Presidente do TSE condenou coligação de Bolsonaro a pagar multa de R$ 22,9 milhões por pedido de anulação das eleições

Um dia após o ministro Alexandre Moraes indeferir o pedido para anular o segundo turno das eleições deste ano, o Partido Liberal (PL) afirmou que “apenas seguiu o que prevê a Lei Eleitoral” ao pedir a invalidação dos votos de mais de 250 mil urnas para o Tribunal Superior Eleitoral (TSE).

Em nota divulgada nesta quinta-feira (24), a legenda diz já ter acionado a assessoria jurídica que vai analisar a decisão do TSE.

Em sua decisão, o presidente do TSE condenou os partidos da coligação de Jair Bolsonaro a pagarem multa de R$ 22,9 milhões.

Segundo o ministro, “somente ignorância – o que não parece ser o caso – ou evidente má-fé” poderiam justificar o pedido do partido. Além do PL, a coligação é composta por Progressistas e Republicanos.

O partido apresentou, na terça-feira (22), um relatório apontando supostas “inconsistências” em seis modelos de urnas usados no pleito.

A sigla defendeu que parte dos votos fosse anulada.
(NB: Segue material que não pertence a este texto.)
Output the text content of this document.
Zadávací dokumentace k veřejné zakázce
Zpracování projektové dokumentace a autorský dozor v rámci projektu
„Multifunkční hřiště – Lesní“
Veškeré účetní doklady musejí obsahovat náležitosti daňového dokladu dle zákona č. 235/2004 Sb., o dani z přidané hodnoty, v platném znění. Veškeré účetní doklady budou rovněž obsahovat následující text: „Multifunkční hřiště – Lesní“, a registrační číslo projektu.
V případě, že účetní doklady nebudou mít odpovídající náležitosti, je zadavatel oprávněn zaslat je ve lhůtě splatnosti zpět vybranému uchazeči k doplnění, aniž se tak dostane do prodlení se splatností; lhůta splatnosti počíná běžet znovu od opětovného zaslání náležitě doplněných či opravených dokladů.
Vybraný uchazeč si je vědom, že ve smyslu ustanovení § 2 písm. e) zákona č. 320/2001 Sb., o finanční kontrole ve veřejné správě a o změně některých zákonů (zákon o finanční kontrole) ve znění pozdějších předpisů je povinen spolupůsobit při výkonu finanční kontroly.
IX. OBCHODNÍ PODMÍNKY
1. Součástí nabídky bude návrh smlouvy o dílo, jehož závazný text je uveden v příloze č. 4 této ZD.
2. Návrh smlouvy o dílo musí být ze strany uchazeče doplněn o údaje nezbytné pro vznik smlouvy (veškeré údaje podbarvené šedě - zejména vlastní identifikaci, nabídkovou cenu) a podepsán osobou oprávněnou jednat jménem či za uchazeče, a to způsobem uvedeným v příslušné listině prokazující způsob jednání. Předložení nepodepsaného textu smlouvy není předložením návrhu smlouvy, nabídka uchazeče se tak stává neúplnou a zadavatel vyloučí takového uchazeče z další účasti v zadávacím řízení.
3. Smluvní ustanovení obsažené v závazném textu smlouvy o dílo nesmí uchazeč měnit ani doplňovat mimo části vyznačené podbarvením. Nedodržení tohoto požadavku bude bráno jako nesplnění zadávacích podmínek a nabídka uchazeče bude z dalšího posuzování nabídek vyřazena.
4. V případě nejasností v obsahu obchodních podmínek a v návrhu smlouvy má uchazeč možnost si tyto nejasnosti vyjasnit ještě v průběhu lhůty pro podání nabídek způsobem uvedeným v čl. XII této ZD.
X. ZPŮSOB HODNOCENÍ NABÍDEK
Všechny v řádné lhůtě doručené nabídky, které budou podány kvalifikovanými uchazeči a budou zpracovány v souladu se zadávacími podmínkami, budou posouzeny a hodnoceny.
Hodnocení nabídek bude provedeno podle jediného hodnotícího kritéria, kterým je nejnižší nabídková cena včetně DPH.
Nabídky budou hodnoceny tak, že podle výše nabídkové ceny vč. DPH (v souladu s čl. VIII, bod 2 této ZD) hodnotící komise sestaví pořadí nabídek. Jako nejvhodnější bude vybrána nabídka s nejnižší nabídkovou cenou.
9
No mesmo dia, Moraes solicitou mais dados sobre o primeiro turno das eleições, já que as urnas usadas nas duas etapas do pleito foram as mesmas.

O PL não apresentou os dados. “Ora, as mesmas urnas eletrônicas, de todos os modelos em uso, foram empregadas por igual tanto no Primeiro Turno como no Segundo Turno das Eleições 2022, sendo impossível dissociar ambos dos períodos de um mesmo pleito eleitoral”, disse Moraes.

O presidente do TSE também citou explicações técnicas da área técnica do Tribal, que refutam o relatório do PL.

“As explicações técnicas do STI-TSE (secretário de tecnologia de informação do TSE), inclusive acompanhadas de fotos, não deixam qualquer dúvida de que “uma urna eletrônica pode ser identificada fisicamente e logicamente”, afirma Moraes.